Kerem Kırçuval
BEŞİKTAŞ SADECE FUTBOL OYNUYOR
Muhteşem bir başlangıç yaptı Beşiktaş. Son üç yıllık kariyerinin en iyi rakamlarına daha dördüncü dakikada dün ulaştı Rachid Ghezzai.
Beşiktaş’taki ilk golü tam jeneriklikti. Nefis bir vuruşla maçı başlatmış oldu. Bitmedi önce 8’de sonra 20’de öyle iyi iki pas attı ki Aboubakar’a… “Artık dokun ve sana golü, bana asisti yaz” diyordu. Yapamadı Aboubakar.
Gençlerbirliği ne pas yapabiliyordu ne de sahasından çıkabiliyordu. 30. dakikada, Welinton’a faul yaparak topu kapan Ayite, Candeias’ı kaleci ile karşı karşıya bıraktığında orta hakem Yaşar Kemal Uğurlu pozisyonu zevkle izliyordu. Bu mutluluğa kalesinde devleşen Ersin nokta koydu.
İki stoperi olmayan Sergen Yalçın’ın takımı çok iyi hazırladığı görüldü. Larin ve Ljajic aksar gibi görünse de stoperde Necip, orta sahada Souza ve Atiba, sol bekte sağ ayağıyla oynayan Dorukhan ile elbette Ghezzai nefis oynadı. Necip bir haftada çıktığı üç maçta sol bek, orta saha ve stoper mevkilerinde oynadı. Evin oğlu, nerede istenirse orada oynuyor.
İkinci yarı da Ghezzai’nin ayak içiyle başladı ama olmadı. Ceza sahası içindeki vuruşu ikinciyi getiremedi henüz 46’da.
50’den sonra kar yağışı hızlandı, yeşil zemin beyaza dönmeye başladı. Hakem topun rengini değiştirdi. Beyaz top çıktı turuncu top alındı sahaya. Bayılıyorlar turuncu sıfatına. Hatalı düdüklere, turuncu pozisyon diyorlar ya. Artık turuncu topları da oldu.
Gençlerbirliği’nin 22 yaşındaki stoperi Arda Kızıldağ takıma adına en iyi isimdi. Beşiktaş’ın bitmeyen atakları kaleciden önce Arda’nın müdahaleleri savuşturuldu.
Kar yağışı etkisini daha da attırdı. Ghezzai’nin sakatlanması akla değişikliği getirdi. Cenk Tosun ve N’Koudou oyuna girerken Ghezzai ve gününde olmayan Aboubakar moral bozukluğuyla oyundan çıktı.
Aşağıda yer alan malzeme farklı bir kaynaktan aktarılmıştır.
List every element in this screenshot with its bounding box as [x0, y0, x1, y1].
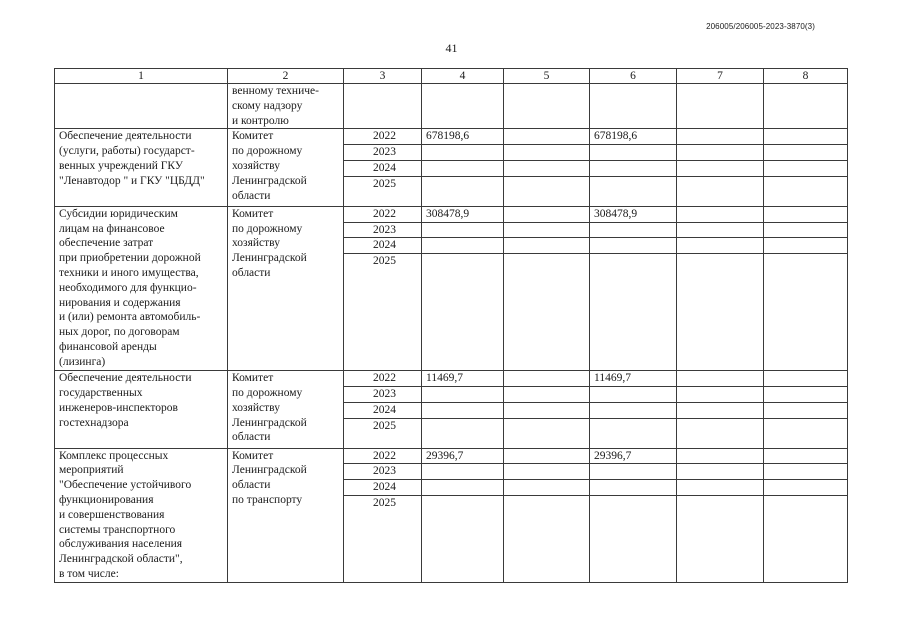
page-number: 41 [445, 41, 458, 55]
regional-budget-cell: 308478,9 [590, 206, 677, 222]
empty-cell [504, 480, 590, 496]
document-id: 206005/206005-2023-3870(3) [706, 22, 815, 31]
total-amount-cell: 11469,7 [422, 371, 504, 387]
responsible-executor-cell [228, 129, 344, 206]
activity-name-line: обслуживания населения [59, 538, 183, 551]
empty-cell [764, 371, 848, 387]
responsible-executor-line: по дорожному [232, 145, 303, 158]
year-row [55, 206, 848, 222]
year-cell: 2024 [344, 238, 422, 254]
activity-name-line: ных дорог, по договорам [59, 326, 180, 339]
responsible-executor-line: Комитет [232, 449, 274, 462]
year-cell: 2025 [344, 495, 422, 582]
empty-cell [504, 254, 590, 371]
empty-cell [677, 402, 764, 418]
empty-cell [504, 402, 590, 418]
empty-cell [764, 254, 848, 371]
empty-cell [590, 386, 677, 402]
activity-name-cell [55, 206, 228, 370]
empty-cell [422, 145, 504, 161]
empty-cell [764, 145, 848, 161]
empty-cell [677, 176, 764, 206]
empty-cell [764, 418, 848, 448]
activity-name-line: венных учреждений ГКУ [59, 159, 183, 172]
empty-cell [504, 238, 590, 254]
total-amount-cell: 29396,7 [422, 448, 504, 464]
year-cell: 2023 [344, 386, 422, 402]
empty-cell [590, 238, 677, 254]
responsible-executor-line: по транспорту [232, 493, 303, 506]
activity-name-line: Комплекс процессных [59, 449, 169, 462]
empty-cell [677, 448, 764, 464]
empty-cell [677, 160, 764, 176]
empty-cell [422, 176, 504, 206]
regional-budget-cell: 678198,6 [590, 129, 677, 145]
responsible-executor-line: хозяйству [232, 159, 280, 172]
budget-table [54, 68, 848, 583]
year-row [55, 371, 848, 387]
empty-cell [504, 448, 590, 464]
regional-budget-cell: 11469,7 [590, 371, 677, 387]
responsible-executor-line: Комитет [232, 207, 274, 220]
responsible-executor-line: Ленинградской [232, 464, 307, 477]
activity-name-line: (услуги, работы) государст- [59, 145, 195, 158]
empty-cell [590, 254, 677, 371]
empty-cell [764, 206, 848, 222]
activity-name-line: гостехнадзора [59, 416, 129, 429]
year-cell: 2022 [344, 129, 422, 145]
column-number-row [55, 69, 848, 84]
empty-cell [422, 464, 504, 480]
column-number: 3 [344, 69, 422, 84]
activity-name-line: "Обеспечение устойчивого [59, 479, 192, 492]
empty-cell [764, 160, 848, 176]
empty-cell [677, 480, 764, 496]
activity-name-line: и совершенствования [59, 508, 165, 521]
column-number: 5 [504, 69, 590, 84]
total-amount-cell: 678198,6 [422, 129, 504, 145]
empty-cell [677, 145, 764, 161]
activity-name-cell [55, 448, 228, 582]
empty-cell [504, 418, 590, 448]
year-cell: 2025 [344, 176, 422, 206]
activity-name-line: техники и иного имущества, [59, 266, 199, 279]
empty-cell [677, 222, 764, 238]
responsible-executor-cell [228, 206, 344, 370]
empty-cell [590, 160, 677, 176]
column-number: 7 [677, 69, 764, 84]
empty-cell [422, 238, 504, 254]
empty-cell [764, 176, 848, 206]
total-amount-cell: 308478,9 [422, 206, 504, 222]
regional-budget-cell: 29396,7 [590, 448, 677, 464]
empty-cell [422, 386, 504, 402]
responsible-executor-line: хозяйству [232, 237, 280, 250]
empty-cell [764, 222, 848, 238]
empty-cell [504, 371, 590, 387]
responsible-executor-line: области [232, 479, 271, 492]
empty-cell [504, 129, 590, 145]
responsible-executor-cell [228, 448, 344, 582]
empty-cell [677, 495, 764, 582]
empty-cell [677, 371, 764, 387]
activity-name-cell [55, 129, 228, 206]
continuation-line: венному техниче- [232, 85, 319, 97]
empty-cell [677, 129, 764, 145]
empty-cell [764, 480, 848, 496]
activity-name-line: лицам на финансовое [59, 222, 165, 235]
responsible-executor-line: хозяйству [232, 401, 280, 414]
responsible-executor-line: Комитет [232, 372, 274, 385]
year-cell: 2024 [344, 402, 422, 418]
empty-cell [677, 464, 764, 480]
activity-name-line: Субсидии юридическим [59, 207, 178, 220]
responsible-executor-line: Ленинградской [232, 252, 307, 265]
year-cell: 2023 [344, 464, 422, 480]
responsible-executor-line: области [232, 266, 271, 279]
column-number: 8 [764, 69, 848, 84]
year-cell: 2025 [344, 418, 422, 448]
year-cell: 2024 [344, 160, 422, 176]
continuation-row [55, 84, 848, 129]
empty-cell [504, 495, 590, 582]
year-row [55, 129, 848, 145]
continuation-name-cell [55, 84, 228, 129]
column-number: 2 [228, 69, 344, 84]
activity-name-line: Ленинградской области", [59, 553, 183, 566]
year-cell: 2022 [344, 448, 422, 464]
empty-cell [764, 402, 848, 418]
year-cell: 2022 [344, 371, 422, 387]
year-cell: 2023 [344, 222, 422, 238]
activity-name-line: в том числе: [59, 567, 119, 580]
empty-cell [590, 222, 677, 238]
empty-cell [590, 495, 677, 582]
activity-name-line: и (или) ремонта автомобиль- [59, 311, 201, 324]
empty-cell [590, 176, 677, 206]
activity-name-line: Обеспечение деятельности [59, 130, 192, 143]
empty-cell [422, 160, 504, 176]
activity-name-line: при приобретении дорожной [59, 252, 201, 265]
empty-cell [764, 386, 848, 402]
empty-cell [422, 418, 504, 448]
activity-name-line: нирования и содержания [59, 296, 181, 309]
responsible-executor-line: Ленинградской [232, 416, 307, 429]
activity-name-line: обеспечение затрат [59, 237, 154, 250]
activity-name-line: "Ленавтодор " и ГКУ "ЦБДД" [59, 174, 205, 187]
responsible-executor-line: Комитет [232, 130, 274, 143]
responsible-executor-line: Ленинградской [232, 174, 307, 187]
responsible-executor-line: по дорожному [232, 222, 303, 235]
responsible-executor-line: области [232, 431, 271, 444]
activity-name-line: государственных [59, 386, 143, 399]
empty-cell [677, 254, 764, 371]
column-number: 1 [55, 69, 228, 84]
empty-cell [677, 238, 764, 254]
activity-name-line: (лизинга) [59, 355, 106, 368]
empty-cell [590, 402, 677, 418]
responsible-executor-line: по дорожному [232, 386, 303, 399]
continuation-line: скому надзору [232, 99, 303, 112]
year-cell: 2024 [344, 480, 422, 496]
empty-cell [344, 84, 422, 129]
empty-cell [504, 222, 590, 238]
year-row [55, 448, 848, 464]
empty-cell [590, 84, 677, 129]
empty-cell [764, 464, 848, 480]
empty-cell [764, 238, 848, 254]
empty-cell [590, 145, 677, 161]
column-number: 4 [422, 69, 504, 84]
empty-cell [677, 84, 764, 129]
empty-cell [590, 480, 677, 496]
empty-cell [504, 145, 590, 161]
activity-name-line: Обеспечение деятельности [59, 372, 192, 385]
activity-name-line: инженеров-инспекторов [59, 401, 178, 414]
empty-cell [590, 464, 677, 480]
empty-cell [422, 222, 504, 238]
year-cell: 2022 [344, 206, 422, 222]
empty-cell [422, 495, 504, 582]
responsible-executor-line: области [232, 189, 271, 202]
empty-cell [422, 254, 504, 371]
empty-cell [677, 386, 764, 402]
empty-cell [422, 480, 504, 496]
empty-cell [590, 418, 677, 448]
empty-cell [764, 84, 848, 129]
empty-cell [504, 386, 590, 402]
empty-cell [504, 84, 590, 129]
empty-cell [677, 206, 764, 222]
empty-cell [504, 464, 590, 480]
empty-cell [764, 129, 848, 145]
empty-cell [504, 206, 590, 222]
column-number: 6 [590, 69, 677, 84]
activity-name-line: системы транспортного [59, 523, 176, 536]
activity-name-line: финансовой аренды [59, 340, 157, 353]
responsible-executor-cell [228, 371, 344, 448]
empty-cell [764, 495, 848, 582]
year-cell: 2025 [344, 254, 422, 371]
activity-name-line: мероприятий [59, 464, 124, 477]
empty-cell [504, 160, 590, 176]
empty-cell [764, 448, 848, 464]
empty-cell [504, 176, 590, 206]
activity-name-cell [55, 371, 228, 448]
activity-name-line: функционирования [59, 493, 154, 506]
empty-cell [422, 402, 504, 418]
year-cell: 2023 [344, 145, 422, 161]
continuation-line: и контролю [232, 114, 289, 127]
activity-name-line: необходимого для функцио- [59, 281, 197, 294]
continuation-responsible-cell [228, 84, 344, 129]
empty-cell [677, 418, 764, 448]
empty-cell [422, 84, 504, 129]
Maç öncesi ilginç bir görüntü vardı. Sergen Yalçın, tribüne çıkıp yedek başlattığı Cenk Tosun ile samimi bir konuşma yaptı. Ne konuştuğunu bilmiyorum ama bu statlarda pek rastlanan bir durum değildi.
Cenk nasıl bir motive olduysa, ikinci maçında 2 gol attı. Oyuna onunla başlansa neler yaşanırdı acaba?
Yaptığı 534 pasın 426’sında isabet sağlayan, rakip kaleye 20 şut atan, rakip ceza sahasına tam 40 kez giren, neredeyse 2,5 dakikada bir anlamına gelir bu, Beşiktaş, lider ile olan sadece 3 gollük averajı da çöpe atabilirdi.
Haftaya “Bay” Beşiktaş. Yoğun tempoya bir mola. Rakiplerine bir nefes alma şansı.
Karagümrük maçında Fener’in oynadığı futbolu, Galatasaray maçında hakemlerin skoru nasıl değiştirdiğini izleyenler, dünkü maçı kaçırmadılar ise futbolun koşullar ne olursa olsun oynanabildiğini görmüşlerdir.
Sergen Yalçın’ın maç sonunda “Bir takım şampiyon olacak, bırakın sahada olsun” sözlerini de bir kez daha not edelim ve ekleyelim. Futbol sahada oynansın masada değil.